Stubble burning accounted for 16 per cent of Delhi's pollution on Monday and 40 per cent on Sunday, the maximum so far this season. It was 32 per cent on Saturday, 19 per cent on Friday and 36 per cent on Thursday.
Last year, the farm fire contribution to Delhi's pollution had peaked to 44 per cent on November 1, according to SAFAR data.
SAFAR has predicted a marginal deterioration in the air quality on Wednesday and Thursday.
According to the India Meteorological Department, the maximum wind speed was 12 kilometers per hour on Tuesday. The city recorded a minimum temperature of 10 degrees Celsius, the lowest in the season so far.
Calm winds and low temperatures trap pollutants close to the ground, while favourable wind speed helps in their dispersion.
According to the Air Quality Early Warning System for Delhi, the city’s ventilation index – a product of mixing depth and average wind speed – was expected to be around 8,000 metre square per second on Tuesday – favourable for dispersion of pollutants.
Mixing depth is the vertical height in which pollutants are suspended in the air. It reduces on cold days with calm wind speed.
A ventilation index lower than 6,000 sqm/second, with the average wind speed less than 10 kmph, is unfavourable for dispersal of pollutants.
In a bid to control pollution, the Delhi government has also said that only “green firecrackers” can be manufactured, sold and used in the national capital in accordance with a 2018 Supreme Court order.
‘Green crackers’ are not as polluting as the conventional types of firecrackers and they contain at least 30 per cent less particulate matter such as sulphur dioxide and nitrogen oxide.
Fireworks can take place between 8 pm and 10 pm only on festivals like Diwali and Gurpurab etc.

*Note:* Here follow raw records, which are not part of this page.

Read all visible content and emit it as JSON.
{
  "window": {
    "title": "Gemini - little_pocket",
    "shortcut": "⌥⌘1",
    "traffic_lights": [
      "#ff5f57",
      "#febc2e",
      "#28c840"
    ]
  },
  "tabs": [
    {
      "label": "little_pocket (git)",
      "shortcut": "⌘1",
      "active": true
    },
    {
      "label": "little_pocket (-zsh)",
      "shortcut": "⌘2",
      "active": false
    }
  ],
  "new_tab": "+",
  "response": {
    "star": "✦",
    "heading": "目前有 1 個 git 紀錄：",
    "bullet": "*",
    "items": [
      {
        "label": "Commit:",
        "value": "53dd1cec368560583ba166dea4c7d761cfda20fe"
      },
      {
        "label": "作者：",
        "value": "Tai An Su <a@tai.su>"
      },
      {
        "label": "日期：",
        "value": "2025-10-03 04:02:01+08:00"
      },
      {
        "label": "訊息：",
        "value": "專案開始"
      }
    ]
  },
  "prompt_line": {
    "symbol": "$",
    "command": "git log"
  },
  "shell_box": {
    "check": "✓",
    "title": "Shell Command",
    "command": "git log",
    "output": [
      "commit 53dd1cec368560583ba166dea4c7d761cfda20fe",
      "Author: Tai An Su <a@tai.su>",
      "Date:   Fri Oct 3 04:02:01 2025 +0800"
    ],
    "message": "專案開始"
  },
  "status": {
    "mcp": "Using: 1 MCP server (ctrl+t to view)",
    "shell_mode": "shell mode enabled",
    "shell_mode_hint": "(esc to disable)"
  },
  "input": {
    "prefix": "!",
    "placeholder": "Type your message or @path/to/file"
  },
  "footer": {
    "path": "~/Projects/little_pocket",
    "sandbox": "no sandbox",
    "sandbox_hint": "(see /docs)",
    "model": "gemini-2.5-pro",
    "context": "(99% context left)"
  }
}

On Christmas eve and New Year eve, it would be from 11:55 pm till 12:30 am only, according to the Delhi Pollution Control Committee.
The National Green Tribunal has also issued notice to the Centre, Central Pollution Control Board, and the governments of Delhi, Haryana, Uttar Pradesh and Rajasthan, asking if crackers could be banned between November 7 and November 30 in the interest of public health and environment.